This head study provides an unbelievably moving portrait of an androgynous sitter. Employing incredible technique, the artist has achieved the highly finished porcelain skin, thoughtful eyes and pink lips of the sitter with incredible softness.
The unfinished quality of the background make the composition of the work particularly satisfying to the modern eye. Loosely sketched dashes and brushy swoops outline the model’s head. The mix of finished and more expressive elements reveals the artist’s brilliant eye, technique and personality.
Artistically, Rousselin does not seem to be influenced by the friendships that he forged with the Impressionists but rather he has remained rather faithful to the academic technique of William Bouguereau, whose studio he also used to frequent.
This study is certainly comparable to the work by Bouguereau, specifically his graceful portraits of women. Bouguereau championed the traditional academic style and his methods were taught to him by a pupil of Ingres. Similar academic inspiration is apparent in this work, from the conscious posing of the subject to the evenly laid colours. Indeed, alike the work of Bouguereau this follows the same classical approach to composition, form and subject matter.
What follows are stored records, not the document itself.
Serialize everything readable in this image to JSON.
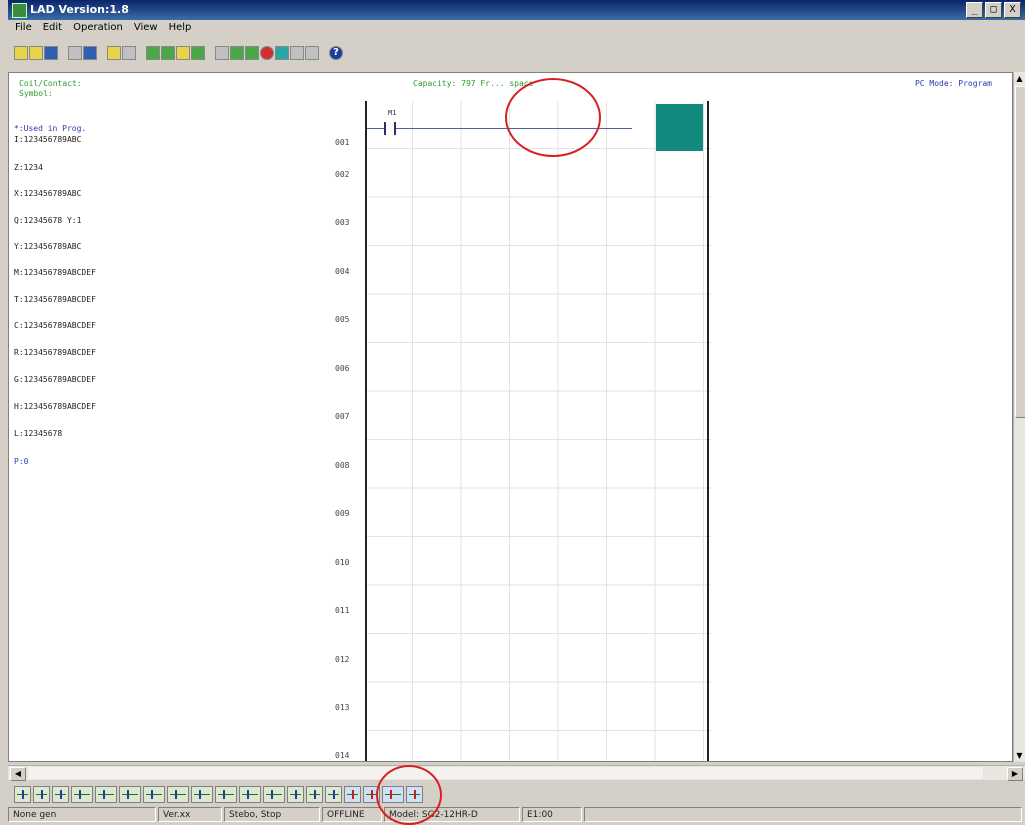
{
  "window": {
    "title": "LAD Version:1.8",
    "min": "_",
    "max": "□",
    "close": "X"
  },
  "menu": [
    "File",
    "Edit",
    "Operation",
    "View",
    "Help"
  ],
  "header": {
    "left_line1": "Coil/Contact:",
    "left_line2": "Symbol:",
    "capacity": "Capacity: 797 Fr... space",
    "mode": "PC Mode: Program"
  },
  "symbols": [
    {
      "text": "*:Used in Prog.",
      "color": "blue"
    },
    {
      "text": "I:123456789ABC",
      "color": "dark"
    },
    {
      "text": "Z:1234",
      "color": "dark"
    },
    {
      "text": "X:123456789ABC",
      "color": "dark"
    },
    {
      "text": "Q:12345678 Y:1",
      "color": "dark"
    },
    {
      "text": "Y:123456789ABC",
      "color": "dark"
    },
    {
      "text": "M:123456789ABCDEF",
      "color": "dark"
    },
    {
      "text": "T:123456789ABCDEF",
      "color": "dark"
    },
    {
      "text": "C:123456789ABCDEF",
      "color": "dark"
    },
    {
      "text": "R:123456789ABCDEF",
      "color": "dark"
    },
    {
      "text": "G:123456789ABCDEF",
      "color": "dark"
    },
    {
      "text": "H:123456789ABCDEF",
      "color": "dark"
    },
    {
      "text": "L:12345678",
      "color": "dark"
    },
    {
      "text": "P:0",
      "color": "blue"
    }
  ],
  "rungs": [
    "001",
    "002",
    "003",
    "004",
    "005",
    "006",
    "007",
    "008",
    "009",
    "010",
    "011",
    "012",
    "013",
    "014"
  ],
  "contact": {
    "label": "M1"
  },
  "status": {
    "hint": "None gen",
    "version": "Ver.xx",
    "state": "Stebo, Stop",
    "connection": "OFFLINE",
    "model": "Model: SG2-12HR-D",
    "time": "E1:00"
  },
  "colors": {
    "cursor": "#138a7e",
    "annotation": "#d82020",
    "titlebar": "#0a246a"
  }
}
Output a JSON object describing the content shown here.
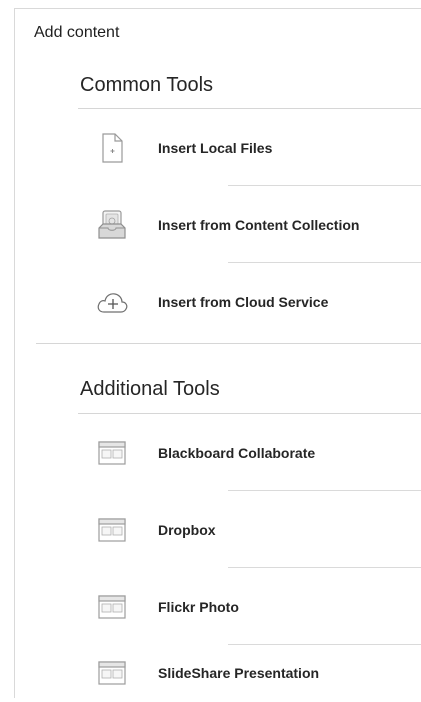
{
  "header": {
    "title": "Add content"
  },
  "common_tools": {
    "title": "Common Tools",
    "items": [
      {
        "label": "Insert Local Files",
        "icon": "file-icon"
      },
      {
        "label": "Insert from Content Collection",
        "icon": "content-collection-icon"
      },
      {
        "label": "Insert from Cloud Service",
        "icon": "cloud-plus-icon"
      }
    ]
  },
  "additional_tools": {
    "title": "Additional Tools",
    "items": [
      {
        "label": "Blackboard Collaborate",
        "icon": "window-tool-icon"
      },
      {
        "label": "Dropbox",
        "icon": "window-tool-icon"
      },
      {
        "label": "Flickr Photo",
        "icon": "window-tool-icon"
      },
      {
        "label": "SlideShare Presentation",
        "icon": "window-tool-icon"
      }
    ]
  }
}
Born in Paris in 1841, Rousselin grew up to be a French painter and art collector. From a young age he studied in the workshops of Charles Gleyre and Thomas Couture, here he met the young impressionist generation. His studio peers included Auguste Renoir, Alfred Sisley and Édouard Manet, with whom he forged strong bonds of friendship. It was at his invitation that his two friends Renoir and Sisley exhibited at the Salon of the Society of Friends of the Arts in Pau, a region where Rousselin had family ties.
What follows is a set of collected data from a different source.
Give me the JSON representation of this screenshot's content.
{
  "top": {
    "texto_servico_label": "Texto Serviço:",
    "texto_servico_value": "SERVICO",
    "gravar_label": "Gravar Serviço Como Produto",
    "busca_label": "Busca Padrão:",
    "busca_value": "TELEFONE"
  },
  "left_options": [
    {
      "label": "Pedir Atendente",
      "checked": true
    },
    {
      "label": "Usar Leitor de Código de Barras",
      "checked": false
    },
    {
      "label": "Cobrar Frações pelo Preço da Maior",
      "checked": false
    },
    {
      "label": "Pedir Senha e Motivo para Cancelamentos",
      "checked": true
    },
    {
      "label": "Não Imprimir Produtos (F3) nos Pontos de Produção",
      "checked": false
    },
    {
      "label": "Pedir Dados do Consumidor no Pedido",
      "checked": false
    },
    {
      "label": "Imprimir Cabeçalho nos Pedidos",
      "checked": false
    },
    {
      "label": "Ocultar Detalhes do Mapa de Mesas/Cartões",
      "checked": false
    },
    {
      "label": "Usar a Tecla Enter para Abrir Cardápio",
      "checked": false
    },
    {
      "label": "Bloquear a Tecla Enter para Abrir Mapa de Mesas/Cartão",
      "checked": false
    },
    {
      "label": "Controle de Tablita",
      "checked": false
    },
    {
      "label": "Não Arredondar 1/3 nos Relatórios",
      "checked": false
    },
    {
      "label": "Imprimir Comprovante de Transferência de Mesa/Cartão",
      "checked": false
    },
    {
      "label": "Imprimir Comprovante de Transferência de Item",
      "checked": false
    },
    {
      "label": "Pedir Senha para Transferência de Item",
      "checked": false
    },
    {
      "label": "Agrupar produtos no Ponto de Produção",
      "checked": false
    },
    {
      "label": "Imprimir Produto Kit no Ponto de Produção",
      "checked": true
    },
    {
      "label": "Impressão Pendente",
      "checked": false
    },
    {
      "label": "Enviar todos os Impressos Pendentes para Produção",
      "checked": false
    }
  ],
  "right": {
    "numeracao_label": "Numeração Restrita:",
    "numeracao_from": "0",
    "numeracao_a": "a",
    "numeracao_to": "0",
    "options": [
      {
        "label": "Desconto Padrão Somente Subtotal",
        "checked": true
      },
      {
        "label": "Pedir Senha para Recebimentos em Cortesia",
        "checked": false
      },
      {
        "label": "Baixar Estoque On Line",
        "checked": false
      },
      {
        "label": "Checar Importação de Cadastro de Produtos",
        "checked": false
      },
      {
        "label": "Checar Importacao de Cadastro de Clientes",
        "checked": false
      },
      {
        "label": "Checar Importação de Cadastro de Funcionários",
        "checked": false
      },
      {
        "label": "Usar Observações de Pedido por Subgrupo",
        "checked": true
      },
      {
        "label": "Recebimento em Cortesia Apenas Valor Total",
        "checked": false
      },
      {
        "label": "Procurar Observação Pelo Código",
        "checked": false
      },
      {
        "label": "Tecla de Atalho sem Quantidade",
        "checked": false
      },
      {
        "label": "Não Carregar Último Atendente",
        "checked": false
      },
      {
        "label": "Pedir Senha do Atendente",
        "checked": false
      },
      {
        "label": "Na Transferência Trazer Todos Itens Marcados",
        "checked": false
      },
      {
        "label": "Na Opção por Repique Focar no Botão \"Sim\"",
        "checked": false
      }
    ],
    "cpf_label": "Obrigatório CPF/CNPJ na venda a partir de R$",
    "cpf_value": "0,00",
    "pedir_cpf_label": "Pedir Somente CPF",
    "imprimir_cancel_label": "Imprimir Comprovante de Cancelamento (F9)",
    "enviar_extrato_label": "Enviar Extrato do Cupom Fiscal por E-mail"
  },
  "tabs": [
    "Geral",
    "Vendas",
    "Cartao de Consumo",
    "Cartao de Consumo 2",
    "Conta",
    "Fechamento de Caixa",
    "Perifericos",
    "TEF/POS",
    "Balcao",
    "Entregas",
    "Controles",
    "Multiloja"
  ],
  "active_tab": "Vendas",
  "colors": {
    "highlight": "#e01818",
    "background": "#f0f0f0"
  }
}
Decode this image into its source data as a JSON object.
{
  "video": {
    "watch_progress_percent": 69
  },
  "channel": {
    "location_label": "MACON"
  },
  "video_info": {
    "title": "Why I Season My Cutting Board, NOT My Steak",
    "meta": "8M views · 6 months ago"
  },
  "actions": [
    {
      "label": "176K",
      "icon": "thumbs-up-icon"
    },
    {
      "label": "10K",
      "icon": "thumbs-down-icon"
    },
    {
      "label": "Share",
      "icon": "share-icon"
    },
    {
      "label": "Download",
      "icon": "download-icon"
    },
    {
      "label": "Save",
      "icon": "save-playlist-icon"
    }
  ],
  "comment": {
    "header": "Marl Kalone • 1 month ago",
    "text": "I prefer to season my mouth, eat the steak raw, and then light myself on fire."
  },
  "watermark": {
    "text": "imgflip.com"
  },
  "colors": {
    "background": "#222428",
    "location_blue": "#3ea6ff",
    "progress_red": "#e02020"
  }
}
Manet invited him to his family home in Boulogne-sur-Mer where he had him pose in the summer of 1868 for ‘Le Déjeuner dans l’Atelie’. Rousselin can be seen in the background of the painting as the man with the cigar, wearing a grey hat. Rousselin is portrayed as one of those shown in the anonymous ‘The 43 Portraits of Painters in the Studio of Charle Gleyre’ (Petit Palais, Paris).
Despite his closeness to the Impressionist group, Rousselin nevertheless remained attached in his painting to a certain form of academicism, which led Degas to say in one his notebooks: “Bouguereau will end up raised in its basket. Like Rousselin, you will see”
More than a friend, Rousselin was also a patron of the Impressionists whose paintings he collected. He was also cousin of Renoir’s well-known patron Jules Le Coeur.
First a portraitist and genre painter, Rousselin was also a skilled equestrian painter. He produced a variety of distinguished works including many animals and biblical scenes. His works reveal a late realism, served by a sure design and a colourful range of great frankness. He made his debut of work at the Paris Salon in 1863 and exhibited there until at least 1885. Rousselin has works held in various collections including the musée de Grenoble, the musée de Pau and the musée des beaux-arts.